Recreating the bone-in fried chicken thighs that Chef Masahiro Kasahara's father made for his birthday. The juicy meat and crispy skin are exquisite, a dish filled with childhood memories. Served with a special salad and dressing, this is a special fried chicken you can enjoy at home, filled with family warmth.
Ingredients
Main Ingredients (4 servings)
- Bone-in Chicken Thighs 4 pcs
- Cabbage 1/6 head
- Red Onion 1/2
- Cucumber 1/2
- Lettuce 1/2 head
- Potato Starch 6 tbsp
- All-Purpose Flour 3 tbsp
- Lemon (to taste)
- Vegetable Oil (for frying)
Seasonings
- [A] Sugar 1 tbsp
- [A] Salt 1 tsp
- [A] White Pepper (to taste)
- [B] Soy Sauce 2 tbsp
- [B] Cooking Sake (Rice Wine) 2 tbsp
- [B] Grated Ginger 1 tsp
- [D] Mayonnaise 3 tbsp
- [D] Ketchup 2 tbsp
- [D] Sugar 1 tsp
- [D] Light Soy Sauce 1 tsp
- [D] Vinegar 1 tbsp
- [D] Vegetable Oil 1 tbsp
- [D] Tabasco (a few drops)
Steps
- Trim excess skin from 4 bone-in chicken thighs.
- Make cuts on both sides of the bone in the chicken to ensure even cooking and flavor penetration.
- Pierce the skin of the chicken multiple times with a fork.
- Season the chicken with 1 tbsp sugar, 1 tsp salt, and white pepper to taste. Rub thoroughly until the salt and sugar particles dissolve. (Secret Tip!) Sugar helps keep the meat moist, so rub until it's completely dissolved.
- Further season with 2 tbsp soy sauce, 2 tbsp cooking sake (rice wine), and 1 tsp grated ginger. Focus on rubbing into the meat portions.
- Cover the chicken tightly with plastic wrap, pressing out any air, and let it marinate in the refrigerator for at least 1 hour.
- Finely shred 1/6 head of cabbage, thinly slice 1/2 red onion, diagonally slice 1/2 cucumber, and tear 1/2 head of lettuce into small pieces by hand.

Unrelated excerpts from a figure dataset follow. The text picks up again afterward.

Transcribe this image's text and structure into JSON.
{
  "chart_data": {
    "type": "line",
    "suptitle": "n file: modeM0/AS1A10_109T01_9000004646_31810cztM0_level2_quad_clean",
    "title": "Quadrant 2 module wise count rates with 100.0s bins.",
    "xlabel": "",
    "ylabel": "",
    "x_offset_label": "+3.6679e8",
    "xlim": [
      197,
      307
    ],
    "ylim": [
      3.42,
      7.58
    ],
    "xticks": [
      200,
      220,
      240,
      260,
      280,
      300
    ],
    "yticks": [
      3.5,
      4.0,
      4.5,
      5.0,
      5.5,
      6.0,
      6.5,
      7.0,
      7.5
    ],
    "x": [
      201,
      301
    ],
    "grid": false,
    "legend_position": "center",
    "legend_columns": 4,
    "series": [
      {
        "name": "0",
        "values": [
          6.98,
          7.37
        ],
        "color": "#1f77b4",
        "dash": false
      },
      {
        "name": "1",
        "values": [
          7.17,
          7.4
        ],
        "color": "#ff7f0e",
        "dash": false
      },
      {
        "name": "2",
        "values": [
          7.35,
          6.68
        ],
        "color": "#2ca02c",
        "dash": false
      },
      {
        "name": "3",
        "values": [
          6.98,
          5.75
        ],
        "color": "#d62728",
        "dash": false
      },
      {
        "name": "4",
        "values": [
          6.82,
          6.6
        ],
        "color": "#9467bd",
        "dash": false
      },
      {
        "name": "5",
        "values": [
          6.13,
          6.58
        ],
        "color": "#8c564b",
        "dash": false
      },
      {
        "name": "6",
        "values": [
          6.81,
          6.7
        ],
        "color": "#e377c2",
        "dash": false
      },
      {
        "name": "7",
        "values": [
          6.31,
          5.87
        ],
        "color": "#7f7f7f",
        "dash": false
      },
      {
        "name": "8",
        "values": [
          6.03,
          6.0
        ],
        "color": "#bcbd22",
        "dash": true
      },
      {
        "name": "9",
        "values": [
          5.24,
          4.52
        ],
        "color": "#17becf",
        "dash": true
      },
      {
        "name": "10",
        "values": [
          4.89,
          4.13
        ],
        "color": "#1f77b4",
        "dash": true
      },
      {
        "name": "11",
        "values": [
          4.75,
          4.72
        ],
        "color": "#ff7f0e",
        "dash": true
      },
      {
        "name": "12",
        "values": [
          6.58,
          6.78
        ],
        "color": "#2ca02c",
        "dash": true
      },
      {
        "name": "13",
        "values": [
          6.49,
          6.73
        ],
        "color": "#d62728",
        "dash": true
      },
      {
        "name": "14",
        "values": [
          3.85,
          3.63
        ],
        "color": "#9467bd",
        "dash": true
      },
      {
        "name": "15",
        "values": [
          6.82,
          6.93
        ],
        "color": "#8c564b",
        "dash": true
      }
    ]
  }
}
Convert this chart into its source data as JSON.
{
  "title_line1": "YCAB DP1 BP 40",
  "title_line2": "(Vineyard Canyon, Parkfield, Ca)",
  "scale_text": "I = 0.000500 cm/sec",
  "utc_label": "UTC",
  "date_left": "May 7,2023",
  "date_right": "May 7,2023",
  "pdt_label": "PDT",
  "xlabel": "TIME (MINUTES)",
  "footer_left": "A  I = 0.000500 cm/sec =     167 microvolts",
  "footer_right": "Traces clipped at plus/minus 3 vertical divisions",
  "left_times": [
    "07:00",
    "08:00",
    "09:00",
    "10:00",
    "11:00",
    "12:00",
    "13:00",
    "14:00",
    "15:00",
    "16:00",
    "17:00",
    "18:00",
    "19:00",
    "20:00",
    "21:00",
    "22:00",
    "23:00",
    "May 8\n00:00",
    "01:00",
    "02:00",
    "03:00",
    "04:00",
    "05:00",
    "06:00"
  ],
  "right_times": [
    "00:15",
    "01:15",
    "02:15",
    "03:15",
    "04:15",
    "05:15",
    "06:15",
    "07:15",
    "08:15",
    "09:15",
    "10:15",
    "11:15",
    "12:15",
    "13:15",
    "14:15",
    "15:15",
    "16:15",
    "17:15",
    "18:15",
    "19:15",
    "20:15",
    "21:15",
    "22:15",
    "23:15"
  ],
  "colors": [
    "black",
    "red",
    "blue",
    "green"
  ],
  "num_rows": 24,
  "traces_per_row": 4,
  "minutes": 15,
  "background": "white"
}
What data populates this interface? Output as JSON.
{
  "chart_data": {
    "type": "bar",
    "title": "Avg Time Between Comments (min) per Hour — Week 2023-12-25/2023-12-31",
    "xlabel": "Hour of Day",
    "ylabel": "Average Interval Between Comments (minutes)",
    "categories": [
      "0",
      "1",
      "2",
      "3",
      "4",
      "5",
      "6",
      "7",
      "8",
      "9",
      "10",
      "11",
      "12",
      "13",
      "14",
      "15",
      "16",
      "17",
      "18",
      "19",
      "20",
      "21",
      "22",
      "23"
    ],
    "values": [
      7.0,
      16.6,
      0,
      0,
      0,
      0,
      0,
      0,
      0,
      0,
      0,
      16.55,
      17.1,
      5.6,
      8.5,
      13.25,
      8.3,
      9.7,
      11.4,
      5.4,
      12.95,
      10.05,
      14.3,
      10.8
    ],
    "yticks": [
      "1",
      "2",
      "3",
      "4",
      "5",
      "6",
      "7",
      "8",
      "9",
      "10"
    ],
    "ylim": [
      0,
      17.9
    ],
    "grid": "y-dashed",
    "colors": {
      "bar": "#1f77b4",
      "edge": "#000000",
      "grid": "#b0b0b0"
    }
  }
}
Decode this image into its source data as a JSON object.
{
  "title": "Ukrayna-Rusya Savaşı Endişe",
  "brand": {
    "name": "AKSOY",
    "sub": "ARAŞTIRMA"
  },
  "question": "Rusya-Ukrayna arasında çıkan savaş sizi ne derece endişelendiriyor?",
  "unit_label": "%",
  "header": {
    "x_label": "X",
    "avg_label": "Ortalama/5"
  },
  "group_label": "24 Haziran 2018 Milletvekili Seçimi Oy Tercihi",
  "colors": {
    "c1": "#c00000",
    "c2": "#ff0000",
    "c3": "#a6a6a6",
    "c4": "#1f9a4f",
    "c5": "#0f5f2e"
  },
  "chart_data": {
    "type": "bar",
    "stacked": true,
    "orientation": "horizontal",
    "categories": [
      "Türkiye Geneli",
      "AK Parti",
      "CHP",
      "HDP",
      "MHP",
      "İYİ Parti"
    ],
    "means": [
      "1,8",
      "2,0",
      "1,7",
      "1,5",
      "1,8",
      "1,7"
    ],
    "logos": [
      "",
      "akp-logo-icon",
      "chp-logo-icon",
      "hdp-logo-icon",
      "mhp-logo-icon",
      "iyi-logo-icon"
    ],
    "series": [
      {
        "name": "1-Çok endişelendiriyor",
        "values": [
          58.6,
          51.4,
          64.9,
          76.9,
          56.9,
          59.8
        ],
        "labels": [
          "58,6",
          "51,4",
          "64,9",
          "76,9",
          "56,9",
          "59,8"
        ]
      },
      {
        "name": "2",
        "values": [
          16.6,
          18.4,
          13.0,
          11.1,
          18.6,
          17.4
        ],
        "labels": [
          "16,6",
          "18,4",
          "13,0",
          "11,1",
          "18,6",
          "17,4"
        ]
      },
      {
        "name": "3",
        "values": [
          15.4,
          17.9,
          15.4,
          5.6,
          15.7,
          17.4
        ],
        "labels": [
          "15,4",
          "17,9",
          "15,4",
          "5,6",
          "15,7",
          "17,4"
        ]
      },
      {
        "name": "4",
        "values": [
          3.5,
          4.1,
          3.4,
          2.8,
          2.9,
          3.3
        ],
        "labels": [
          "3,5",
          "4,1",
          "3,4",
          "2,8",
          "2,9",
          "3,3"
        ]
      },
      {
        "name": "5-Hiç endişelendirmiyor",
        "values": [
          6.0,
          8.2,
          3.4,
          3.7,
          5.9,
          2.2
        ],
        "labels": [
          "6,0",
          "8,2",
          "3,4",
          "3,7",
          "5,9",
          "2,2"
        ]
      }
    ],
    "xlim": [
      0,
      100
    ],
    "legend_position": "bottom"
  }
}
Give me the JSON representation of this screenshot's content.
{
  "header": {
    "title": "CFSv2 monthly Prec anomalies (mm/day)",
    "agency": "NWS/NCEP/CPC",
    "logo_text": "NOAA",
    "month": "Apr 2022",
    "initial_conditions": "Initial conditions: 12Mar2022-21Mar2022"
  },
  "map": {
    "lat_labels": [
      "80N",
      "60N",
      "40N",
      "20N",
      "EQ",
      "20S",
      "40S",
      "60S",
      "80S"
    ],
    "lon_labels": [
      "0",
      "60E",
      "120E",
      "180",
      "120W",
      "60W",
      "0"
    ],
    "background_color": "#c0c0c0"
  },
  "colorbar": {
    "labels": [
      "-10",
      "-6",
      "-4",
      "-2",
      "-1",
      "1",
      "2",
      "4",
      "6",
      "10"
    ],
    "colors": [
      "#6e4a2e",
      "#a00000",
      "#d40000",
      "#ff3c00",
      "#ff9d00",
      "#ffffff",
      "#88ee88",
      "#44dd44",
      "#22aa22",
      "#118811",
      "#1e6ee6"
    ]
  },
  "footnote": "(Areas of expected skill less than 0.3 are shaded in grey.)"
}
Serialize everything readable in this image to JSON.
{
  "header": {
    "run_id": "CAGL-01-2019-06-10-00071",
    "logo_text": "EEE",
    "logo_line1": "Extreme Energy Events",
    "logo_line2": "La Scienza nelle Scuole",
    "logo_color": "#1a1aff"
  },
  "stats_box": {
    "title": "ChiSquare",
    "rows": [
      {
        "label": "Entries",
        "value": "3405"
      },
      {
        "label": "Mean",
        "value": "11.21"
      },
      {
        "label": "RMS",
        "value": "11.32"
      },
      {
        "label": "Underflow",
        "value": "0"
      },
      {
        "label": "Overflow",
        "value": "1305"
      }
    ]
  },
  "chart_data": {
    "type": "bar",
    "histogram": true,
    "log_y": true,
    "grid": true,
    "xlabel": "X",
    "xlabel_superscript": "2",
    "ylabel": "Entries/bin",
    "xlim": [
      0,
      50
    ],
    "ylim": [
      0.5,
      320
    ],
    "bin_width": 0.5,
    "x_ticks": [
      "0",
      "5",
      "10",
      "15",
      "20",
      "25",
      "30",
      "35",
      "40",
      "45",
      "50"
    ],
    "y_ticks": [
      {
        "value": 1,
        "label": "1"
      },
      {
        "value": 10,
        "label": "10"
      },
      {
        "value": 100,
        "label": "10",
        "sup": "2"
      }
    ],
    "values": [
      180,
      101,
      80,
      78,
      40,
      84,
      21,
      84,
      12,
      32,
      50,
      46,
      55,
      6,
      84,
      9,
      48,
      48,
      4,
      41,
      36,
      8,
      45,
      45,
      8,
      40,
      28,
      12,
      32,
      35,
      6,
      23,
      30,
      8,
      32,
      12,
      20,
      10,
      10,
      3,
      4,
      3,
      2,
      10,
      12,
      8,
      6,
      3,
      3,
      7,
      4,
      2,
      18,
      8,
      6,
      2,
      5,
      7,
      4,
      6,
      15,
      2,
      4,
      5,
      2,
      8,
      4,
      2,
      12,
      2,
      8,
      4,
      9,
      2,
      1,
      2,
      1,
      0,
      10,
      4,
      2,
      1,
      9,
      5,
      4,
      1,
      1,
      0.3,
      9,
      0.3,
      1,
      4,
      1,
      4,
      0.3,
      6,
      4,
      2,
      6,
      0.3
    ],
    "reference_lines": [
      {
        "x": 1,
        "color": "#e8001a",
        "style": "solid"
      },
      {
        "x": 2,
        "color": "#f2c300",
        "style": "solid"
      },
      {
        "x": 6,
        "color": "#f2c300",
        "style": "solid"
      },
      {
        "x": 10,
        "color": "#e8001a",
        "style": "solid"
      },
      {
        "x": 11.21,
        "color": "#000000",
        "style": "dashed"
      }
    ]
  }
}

- Combine all the cut vegetables in water, drain thoroughly, and chill in the refrigerator.
- In a shallow dish, combine 6 tbsp potato starch and 3 tbsp all-purpose flour, mixing well to create an even coating.
- In a bowl, combine 3 tbsp mayonnaise, 2 tbsp ketchup, 1 tsp sugar, 1 tsp light soy sauce, 1 tbsp vinegar, 1 tbsp vegetable oil, and a few drops of Tabasco. Mix well to create the dressing. (Secret Tip!) Omit the Tabasco if serving to children.
- Carefully pat the marinated chicken dry with paper towels. (Secret Tip!) Drying the chicken prevents oil splattering and ensures an even coating.
- Generously coat the dried chicken with the prepared flour mixture, ensuring the cuts are also well-coated.
- Heat frying oil to approximately 150°C (300°F) and carefully place the chicken pieces in the oil, skin-side down.
- Increase the heat to bring the oil temperature up to about 170°C (340°F) and fry for approximately 13 minutes. (Secret Tip!) For bone-in pieces, start frying at a lower temperature and gradually increase it to prevent the meat around the bone from being undercooked.
- Flip the chicken pieces once during the frying process.
- Remove the chicken from the oil and place on a rack for about 3 minutes to rest.
- Increase the oil temperature to about 180°C (350°F) and fry the rested chicken for another approximately 2 minutes. (Secret Tip!) A final fry at high heat makes the coating crispy and removes excess moisture.
- Arrange the freshly fried chicken on a plate and serve with the chilled salad.
- Generously drizzle the prepared dressing over the salad.
- Garnish with lemon wedges to taste and wrap aluminum foil around the bones of the chicken for a polished finish. Enjoy!